La rumeur...est mortelle - Coumarine, Petites paroles inutiles

Coumarine, Petites paroles inutiles

Inutiles peut-être...mais oh! combien nécessaires. Une femme parle du quotidien de sa vie, de ses humeurs, de ses souvenirs, de sa passion pour l'écriture, pour les livres. Elle réfléchit sur l'actualité, rit de ses travers, rêve dans la poésie.

30 novembre 2005

La rumeur...est mortelle

Je vais vous dire...la rumeur, c'est quelque chose de terrible

J'ai vécu autrefois, quand j'étais enfant, une situation très douloureuse

Une de mes "amies" avait (pour s'amuser) répandu sur moi une rumeur fausse, et forcément négative. (En colère contre moi, elle avait trouvé cette manière là de se venger)

Malgré mes dénégations, les autres élèves et les profs ont préféré croire "l'amie" plutôt que moi, C'était sa parole contre la mienne

Je ne suis pas parvenue à faire rétablir la vérité

C'était des histoires d'enfants, mais j'en ai souffert terriblement. Humiliée...j'étais celle qu'on montrait du doigt, dont on se moquait! Et c'était injuste...

J'ai compris alors que  la vérité, comme je le croyais naïvement, ne s'établissait pas d'elle-même, que des "méchants" pouvaient la tronquer impunément et définitivement

J'ai compris que peut-être j'étais stupide et bête de ne pas répliquer par des attaques aussi féroces, par des mensonges aussi blessants

J'ai compris que dans des lieux où l'on a sur vous une opinion tronquée, que vous savez qu'elle  ne correspond pas à la réalité, que vous ne pouvez donc pas être vraiment vous-même car tout ce que vous dites est interprété selon l'étiquette qu'on vous a collée une fois pour toutes...mieux vaut ne pas s'acharner, et fuir cet endroit malsain pour vous...

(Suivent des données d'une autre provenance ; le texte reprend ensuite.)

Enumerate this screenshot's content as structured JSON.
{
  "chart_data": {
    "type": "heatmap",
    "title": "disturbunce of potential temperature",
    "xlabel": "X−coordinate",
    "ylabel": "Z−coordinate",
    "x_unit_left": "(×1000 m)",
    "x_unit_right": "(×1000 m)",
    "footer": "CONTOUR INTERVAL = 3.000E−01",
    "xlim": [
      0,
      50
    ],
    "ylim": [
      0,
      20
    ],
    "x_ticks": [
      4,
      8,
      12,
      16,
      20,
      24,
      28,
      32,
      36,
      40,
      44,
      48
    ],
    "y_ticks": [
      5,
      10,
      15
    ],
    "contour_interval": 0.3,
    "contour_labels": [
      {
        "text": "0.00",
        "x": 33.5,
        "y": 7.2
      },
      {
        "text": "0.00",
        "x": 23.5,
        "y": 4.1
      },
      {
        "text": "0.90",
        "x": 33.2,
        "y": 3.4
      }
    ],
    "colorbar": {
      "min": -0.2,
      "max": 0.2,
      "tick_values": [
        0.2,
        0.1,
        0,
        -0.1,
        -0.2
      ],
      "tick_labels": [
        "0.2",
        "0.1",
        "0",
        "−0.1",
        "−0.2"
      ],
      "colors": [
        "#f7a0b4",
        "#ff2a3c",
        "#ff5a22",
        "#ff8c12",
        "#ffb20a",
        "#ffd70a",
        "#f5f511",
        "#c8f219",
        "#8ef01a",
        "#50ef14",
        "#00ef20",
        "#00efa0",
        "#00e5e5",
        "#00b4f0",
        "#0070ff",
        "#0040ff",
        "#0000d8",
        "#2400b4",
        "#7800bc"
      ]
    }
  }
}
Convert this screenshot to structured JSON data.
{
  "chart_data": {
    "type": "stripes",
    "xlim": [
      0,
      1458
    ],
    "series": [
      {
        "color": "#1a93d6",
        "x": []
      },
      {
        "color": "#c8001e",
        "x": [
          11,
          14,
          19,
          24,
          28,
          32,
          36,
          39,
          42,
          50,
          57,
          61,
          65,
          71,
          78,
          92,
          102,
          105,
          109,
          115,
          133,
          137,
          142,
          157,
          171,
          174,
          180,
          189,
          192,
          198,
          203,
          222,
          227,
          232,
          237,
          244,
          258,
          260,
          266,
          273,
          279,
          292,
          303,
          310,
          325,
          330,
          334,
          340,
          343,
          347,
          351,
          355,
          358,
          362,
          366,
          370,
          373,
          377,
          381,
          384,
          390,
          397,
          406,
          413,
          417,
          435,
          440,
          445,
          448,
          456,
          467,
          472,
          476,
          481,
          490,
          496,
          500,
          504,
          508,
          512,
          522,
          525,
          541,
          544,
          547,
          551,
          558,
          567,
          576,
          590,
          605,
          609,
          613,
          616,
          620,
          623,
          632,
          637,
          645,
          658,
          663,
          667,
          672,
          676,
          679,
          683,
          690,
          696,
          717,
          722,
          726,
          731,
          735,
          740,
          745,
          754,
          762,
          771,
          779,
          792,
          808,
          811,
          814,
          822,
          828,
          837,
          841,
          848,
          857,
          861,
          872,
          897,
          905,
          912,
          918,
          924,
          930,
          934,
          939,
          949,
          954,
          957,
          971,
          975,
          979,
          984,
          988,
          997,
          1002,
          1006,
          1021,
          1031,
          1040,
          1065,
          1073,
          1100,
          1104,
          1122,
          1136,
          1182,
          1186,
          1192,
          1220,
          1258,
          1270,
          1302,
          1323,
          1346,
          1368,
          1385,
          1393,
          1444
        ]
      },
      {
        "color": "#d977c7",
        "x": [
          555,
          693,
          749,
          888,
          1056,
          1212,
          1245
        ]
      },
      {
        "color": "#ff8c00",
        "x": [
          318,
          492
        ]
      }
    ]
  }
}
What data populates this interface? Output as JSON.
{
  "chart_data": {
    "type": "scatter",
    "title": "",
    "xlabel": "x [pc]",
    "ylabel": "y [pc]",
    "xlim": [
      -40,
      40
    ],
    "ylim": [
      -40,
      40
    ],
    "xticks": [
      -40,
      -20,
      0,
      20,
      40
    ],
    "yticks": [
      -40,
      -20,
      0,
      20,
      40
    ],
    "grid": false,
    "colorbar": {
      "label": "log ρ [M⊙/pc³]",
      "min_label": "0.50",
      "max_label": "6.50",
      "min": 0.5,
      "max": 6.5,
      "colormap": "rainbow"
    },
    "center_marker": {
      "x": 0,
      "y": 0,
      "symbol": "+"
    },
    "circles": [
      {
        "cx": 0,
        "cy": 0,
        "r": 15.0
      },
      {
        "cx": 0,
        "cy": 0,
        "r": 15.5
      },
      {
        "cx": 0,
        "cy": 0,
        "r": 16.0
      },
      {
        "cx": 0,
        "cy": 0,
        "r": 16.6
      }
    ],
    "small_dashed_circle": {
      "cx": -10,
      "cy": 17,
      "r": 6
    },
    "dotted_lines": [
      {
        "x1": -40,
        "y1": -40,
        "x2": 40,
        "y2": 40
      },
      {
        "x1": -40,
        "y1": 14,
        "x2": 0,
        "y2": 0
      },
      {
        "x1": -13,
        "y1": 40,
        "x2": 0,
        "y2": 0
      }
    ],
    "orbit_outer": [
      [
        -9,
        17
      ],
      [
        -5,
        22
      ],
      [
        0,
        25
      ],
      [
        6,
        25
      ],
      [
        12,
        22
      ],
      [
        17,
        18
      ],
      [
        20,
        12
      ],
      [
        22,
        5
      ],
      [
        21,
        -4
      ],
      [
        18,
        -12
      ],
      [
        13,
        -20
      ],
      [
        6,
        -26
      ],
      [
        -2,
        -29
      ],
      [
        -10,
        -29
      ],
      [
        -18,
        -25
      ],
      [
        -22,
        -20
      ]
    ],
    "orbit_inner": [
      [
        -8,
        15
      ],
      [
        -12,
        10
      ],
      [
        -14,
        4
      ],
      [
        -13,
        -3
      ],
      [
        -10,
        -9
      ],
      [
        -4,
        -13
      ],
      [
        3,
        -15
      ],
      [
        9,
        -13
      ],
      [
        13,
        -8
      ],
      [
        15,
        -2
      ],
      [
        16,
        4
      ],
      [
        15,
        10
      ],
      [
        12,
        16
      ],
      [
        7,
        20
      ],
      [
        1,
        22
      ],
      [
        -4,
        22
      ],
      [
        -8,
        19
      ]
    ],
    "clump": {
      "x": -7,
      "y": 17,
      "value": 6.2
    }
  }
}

C'est pas la peine de se chatouiller pour rire, n'est-il pas vrai?


Commentaires

  • Etre victime d'une "cabale", c'est une chose (en ce domaine, personnnellement je connais.... On ne l'évite quasi jamais lorsqu'on a une certaine "vie publique"), l'opinion que les autres se font de nous, ce n'est pas tout à fait la même chose.
    Dans le 1° cas il y a une intention (de nuire en général...), dans le 2° c'est un "état de fait". Chacun a une opinion tronquée sur l'autre, que cette opinion soit positive ou négative. Crois-tu que "l'opinion" que les lecteurs de ton blog se font de toi correspond à qui tu es vraiment et à ce que tu vis effectivement ?

    Parfois il faut fuir en effet (si on le peut... mais pas toujours possible cependant), le mieux est d'apprendre à s'en distancier... Elle est tellement variable et souvent totalement contradictoire d'une personne à l'autre. Et on n'a AUCUN pourvoir sur l'opinion que l'autre se fait de nous ! (contrairement à ce que l'on croit le plus souvent. Car l'impression que l'autre se fait de nous est une alchimie complexe, le plus souvent définitive). [A moins que l'on devienne "un intime"]. C'est toute la problématique du "paraitre".

    Quand on bosse dans la Comm, les relations publiques etc, on apprend toute l'importance de cette petite règle simple ! : "On n'a pas deux fois l'occasion de faire une première impression". Or cette dernière est le plus souvent la définitive... A tout le moins, elle marque pour longtemps.
    Avec mes clients potentiels, j'avais compris toute l'importance de soigner le 1° RDV !

    Posté par Alainx, 30 novembre 2005 à 17:47
  • Oui, Coum, j'en ai parfois fait l'expérience également.
    Voir son honnêteté et sa bonne foi mise en doute est douloureux. Et totalement révoltant lorsqu'il y a volonté de nuire. Mais que faire, sinon démentir par ses actes ?

    Posté par Vertumne, 01 décembre 2005 à 08:29
  • C'est marrant qu'Alainx fasse de la première impression la dernière... Mais il a raison.

    A te lire, je me retrouve même si je n'ai pas subi l'injustice dont tu parles. Il me semble que l'on attache trop d'importance à l'image que l'on donne aux autres puisque de toute façon elle nous échappe. Il y a quelques années, je vivais encore plus pour l'opinion que les autres allaient avoir de moi et, signe manifeste, je rougissais beaucoup, de crainte qu'on ait une mauvaise image de moi si ... ou si...

    Tu sais ce que tu vaux, essaie de ne pas laisser prise en toi à ces critiques malveillantes, autant que possible bien sûr.

    Et puis je me tais car tu sais déjà tout ça bien mieux que moi.